Twisted’s business over many years was in relation to the sale of second-hand Land Rovers and was inevitably dwarfed by the multi-billion pounds a year turnover of Jaguar. However, Jaguar had no prior registrations in relation the “JR” branding and there was no evidence that it had ever made any use of such a sing (although not mentioned in the judgment this case seems to have a degree of similarity with the decision of Pumfrey J. in DaimlerChrysler AG v Alavi (t/a Merc) [2001] RPC 42 – in relation to the right to use the sign ‘merc’).

The judge concurred with the decision of the IPO hearing officer that Twisted had the necessary goodwill in the sign “JR motors” such that its use by Jaguar would be deceptive rather than confusing – “mere confusion” not enough being enough to make out a claim in passing off, which is the basis of the opposition under s.5(4) Trade Marks act 1994: Phones 4U Ltd. v Phone4U.co.uk Internet [2006] EWCA Civ 244.  And that there was nothing in principle wrong with the conclusions reached by the Hearing Officer – conclusions that the court should be cautious in overturning on appeal: Apple Inc v Arcardia Trading Ltd. [2017] EWHC 444 (Ch).

One further important point to come out of the decision is in relation to the geographical extent that a single physical showroom business can acquire through its on-line presence – both in terms of advertising on trade-sites and through use of social media platforms [4] and [16] leading to country-wide sale. The evidence showed that an assertion that Twisted’s business was simply local to its showroom was plain wrong.

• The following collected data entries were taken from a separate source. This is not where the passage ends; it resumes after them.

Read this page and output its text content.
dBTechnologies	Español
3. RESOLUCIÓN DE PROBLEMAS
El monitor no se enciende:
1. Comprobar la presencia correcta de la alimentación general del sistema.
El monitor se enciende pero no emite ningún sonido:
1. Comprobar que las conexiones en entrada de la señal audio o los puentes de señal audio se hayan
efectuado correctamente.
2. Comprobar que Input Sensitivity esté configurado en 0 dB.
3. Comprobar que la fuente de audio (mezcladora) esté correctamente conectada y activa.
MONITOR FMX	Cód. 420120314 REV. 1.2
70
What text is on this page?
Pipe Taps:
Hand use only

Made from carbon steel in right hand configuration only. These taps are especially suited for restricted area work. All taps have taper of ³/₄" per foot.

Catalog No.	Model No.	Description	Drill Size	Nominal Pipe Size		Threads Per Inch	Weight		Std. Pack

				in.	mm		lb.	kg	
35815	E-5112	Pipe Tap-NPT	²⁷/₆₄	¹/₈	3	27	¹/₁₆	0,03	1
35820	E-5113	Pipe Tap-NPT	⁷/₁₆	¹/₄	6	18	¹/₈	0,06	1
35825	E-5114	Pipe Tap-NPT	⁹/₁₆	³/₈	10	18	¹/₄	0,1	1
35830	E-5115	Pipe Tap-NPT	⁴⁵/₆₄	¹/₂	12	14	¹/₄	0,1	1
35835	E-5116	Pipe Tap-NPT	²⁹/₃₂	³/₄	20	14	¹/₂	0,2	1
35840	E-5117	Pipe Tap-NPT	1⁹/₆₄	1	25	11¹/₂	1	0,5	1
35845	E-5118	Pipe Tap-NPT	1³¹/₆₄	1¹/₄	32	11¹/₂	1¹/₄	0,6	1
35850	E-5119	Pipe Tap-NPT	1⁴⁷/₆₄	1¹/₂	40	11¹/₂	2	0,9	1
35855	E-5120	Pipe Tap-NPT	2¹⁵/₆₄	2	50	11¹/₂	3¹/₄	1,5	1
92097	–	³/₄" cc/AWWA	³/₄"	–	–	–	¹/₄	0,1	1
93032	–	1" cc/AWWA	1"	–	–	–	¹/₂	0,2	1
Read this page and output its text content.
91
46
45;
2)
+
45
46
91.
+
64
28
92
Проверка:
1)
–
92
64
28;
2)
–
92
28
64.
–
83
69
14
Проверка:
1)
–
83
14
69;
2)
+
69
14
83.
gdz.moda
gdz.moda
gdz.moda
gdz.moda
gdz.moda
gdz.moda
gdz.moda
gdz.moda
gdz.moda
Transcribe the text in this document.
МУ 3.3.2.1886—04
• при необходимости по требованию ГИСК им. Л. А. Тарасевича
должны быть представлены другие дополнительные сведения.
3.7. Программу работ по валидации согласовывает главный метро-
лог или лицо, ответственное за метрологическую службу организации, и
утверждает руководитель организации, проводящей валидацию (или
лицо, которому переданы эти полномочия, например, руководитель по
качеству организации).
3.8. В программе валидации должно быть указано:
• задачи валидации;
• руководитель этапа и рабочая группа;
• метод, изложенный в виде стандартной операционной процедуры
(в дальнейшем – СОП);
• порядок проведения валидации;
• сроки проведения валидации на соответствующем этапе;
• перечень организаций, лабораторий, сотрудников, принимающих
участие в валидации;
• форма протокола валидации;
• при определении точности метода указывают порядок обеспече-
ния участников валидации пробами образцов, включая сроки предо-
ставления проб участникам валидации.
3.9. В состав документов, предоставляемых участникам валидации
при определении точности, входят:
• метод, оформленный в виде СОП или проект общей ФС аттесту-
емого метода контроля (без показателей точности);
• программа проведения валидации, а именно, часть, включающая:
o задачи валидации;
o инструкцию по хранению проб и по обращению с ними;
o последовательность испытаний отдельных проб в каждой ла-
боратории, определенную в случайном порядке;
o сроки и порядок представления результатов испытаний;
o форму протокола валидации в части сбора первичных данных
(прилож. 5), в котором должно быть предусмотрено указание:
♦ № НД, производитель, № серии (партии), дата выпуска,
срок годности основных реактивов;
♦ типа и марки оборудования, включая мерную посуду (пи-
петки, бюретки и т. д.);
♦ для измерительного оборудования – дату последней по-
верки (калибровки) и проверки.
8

A further consideration regarded as noteworthy was the fact that should Jaguar be allowed to use the JL sign there was a real danger that Twisted would be seen by the public as an authorised dealer for Jaguar – and not the independent business that Twisted wished to be.

For those reasons – and despite the vast gulf in size of the two businesses – the Court upheld Twisted’s opposition to registration of the JR mark.  When it comes to rights in passing off size is clearly not everything.